El feminicidio de la adolescente Leyla Monserrat, de tan solo 15 años, ocurrido en Sonoyta, estado de Sonora, ha vuelto a sacudir a México tras conocerse las condenas impuestas a las responsables: dos menores de edad que, según la investigación, eran cercanas a la víctima. El caso ha generado una fuerte ola de rechazo social.

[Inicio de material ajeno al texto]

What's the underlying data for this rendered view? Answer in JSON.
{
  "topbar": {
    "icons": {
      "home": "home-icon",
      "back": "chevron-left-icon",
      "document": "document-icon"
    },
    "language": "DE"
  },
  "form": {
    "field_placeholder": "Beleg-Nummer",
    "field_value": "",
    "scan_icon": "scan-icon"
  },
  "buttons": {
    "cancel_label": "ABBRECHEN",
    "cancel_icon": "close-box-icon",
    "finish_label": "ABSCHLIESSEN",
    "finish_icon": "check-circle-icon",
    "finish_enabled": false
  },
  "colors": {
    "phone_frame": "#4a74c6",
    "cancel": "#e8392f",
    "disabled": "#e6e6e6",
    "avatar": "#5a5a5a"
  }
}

De acuerdo con las autoridades, los hechos se remontan al 25 de septiembre de 2025, cuando la joven fue engañada por Britany Michel, de 15 años, y otra menor identificada como Monserrat, de 13. Ambas la citaron con pretextos falsos y la llevaron hasta una vivienda ubicada en el municipio de General Plutarco Elías Calles. En medio de un acto que ha sido calificado como premeditado, la víctima fue amarrada a una silla, vendada y posteriormente estrangulada. Uno de los elementos más impactantes del caso es que el crimen fue grabado en video por una de las agresoras.

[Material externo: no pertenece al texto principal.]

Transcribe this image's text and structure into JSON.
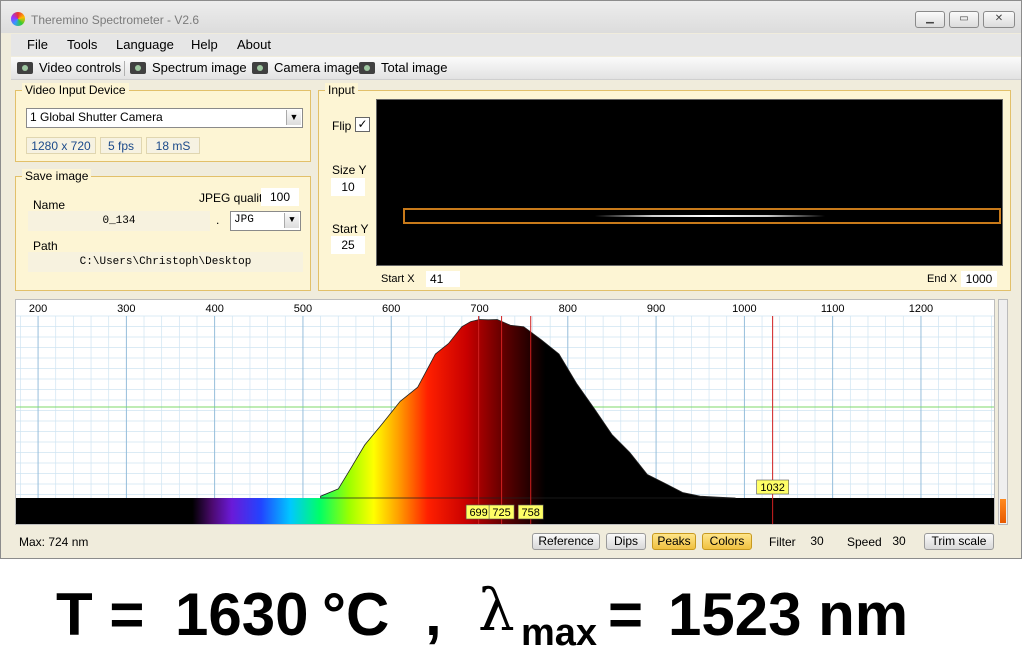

El video que posteriormente circuló en redes sociales, fue enviado de manera anónima a la madre de la menor, convirtiéndose en una pieza clave dentro del proceso judicial. Tras cometer el asesinato, las responsables intentaron ocultar el cuerpo enterrándolo en el patio de una vivienda.
El cadáver fue hallado días después en condiciones que obligaron a que el ataúd permaneciera sellado, impidiendo a sus familiares darle el último adiós. La causa de muerte fue determinada como asfixia mecánica.
Condenas que desatan indignación en México y cuestionamientos
La polémica se intensificó tras el fallo del juzgado del Sistema Integral de Justicia Penal para Adolescentes en abril de 2026. Britany Michel fue sentenciada a 2 años y 10 meses de internamiento, mientras que la otra implicada recibió 11 meses de libertad asistida. Además, se ordenó una reparación económica de poco más de 5.000 pesos mexicanos, que equivalen aproximadamente a 1.024.526 pesos colombianos. una cifra que, según denunciaron los familiares, no alcanzarían ni siquiera para cubrir los gastos funerarios.
La difusión del video y la diferencia entre la gravedad de los hechos y las penas impuestas han provocado una oleada de críticas en redes sociales y entre colectivos ciudadanos, que exigen una revisión del sistema de justicia para adolescentes y mayores garantías para las víctimas de violencia de género.